Hydration

Share your ideas about the practical side of caring.
I struggle to get my father to drink enough. I give him drinks he likes but short of nagging I can't get him to drink much. He usually drinks 3or 4 glasses a day instead of the recommended 8. He is frail and elderly (90yrs old). He drinks fruit juice or coffee. He sleeps in a chair most of the day and sleeps in a bed at night.
Maybe I'm being very ignorant, but three or four glasses of water a day doesn't sound too bad! I think there's a large number of people who aren't anywhere near his age who don't drink that much!

As for the fruit juice (again, great that he drinks it at all!), I wonder if you could dilute it by half, so that he gets more water and less (fruit) sugar in it?
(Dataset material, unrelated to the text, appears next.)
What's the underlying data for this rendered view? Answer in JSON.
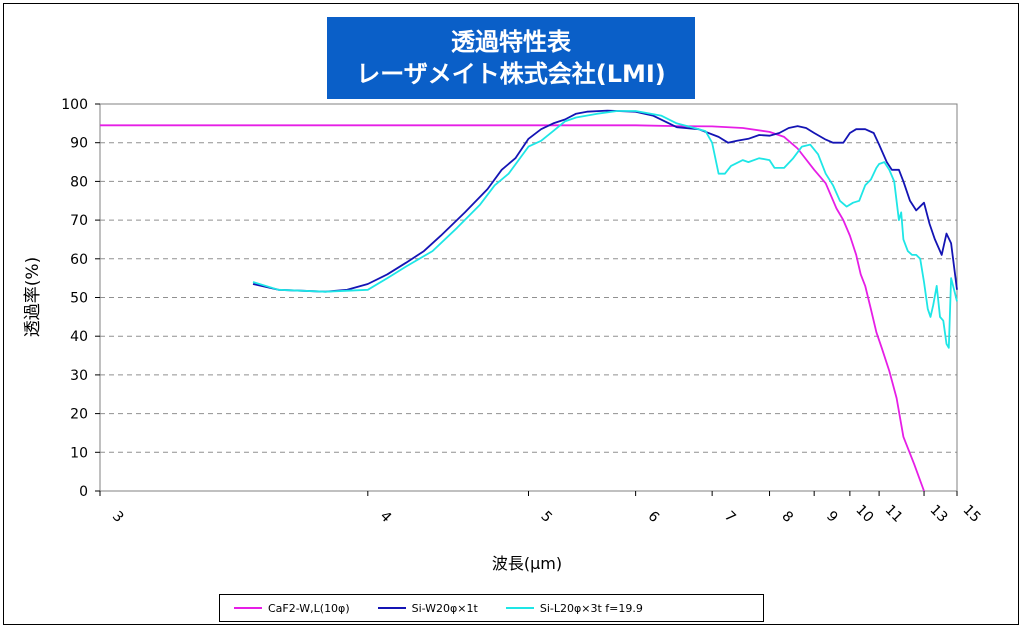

I fear it is very common of those of his generation not to drink much water. Firstly they may have grown up at a time when tap water was not particularly safe to drink, or it simply wasn't the custom to drink it. My 93 MIL NEVER drank water 'willingly' - or, indeed, at all! She didn't drink fruit juice either, just tea, wine and G and T!!!! She's remarkably healthy in her body for all that!
Hi Dawn

Don't forget that Dad will be getting some fluids from his food too - soups, custard, milk on cereals, jellies, gravy, veggies and salads especially. The BBC's Radio " Doctor was on the radio the other day and she was saying that ANY fluid is better than none - it doesn't have to be water or juice. So cups of tea and coffee are good too :)
I have read that as we age our sense of thirst gets less.
When young we get thirsty and drink but not so
as we age.
Hence hydration is always a possible
problem unless we make ourselves drink although
not thirsty.
I don't think you should worry about it, Dawn. I had the same problem. My brother was probably not hydrated enough but he claimed he was allergic to water. He did eventually condescend to drink expensive Italian fizzy water. I don't find the recommendations helpful. We had a continence nurse here once who said he was never to have tea any longer unless it was decaffeinated. Her argument was that he might possibly have an irritated bladder. We soon threw the decaffeinated stuff away. Tea was my brother's main source of hydration.
Bear in mind too that as he is most sedentary, he will not be 'sweating' to the extent that mobile people do as we move around all day. The amount of water loss through his skin will therefore be much less, as he has no need to keep cool/even temperature (as body temperature rises with activity). Remember the old feel the cold a lot, (often because they are so sedentary!) so he won't need to perspire to thermoregulate down.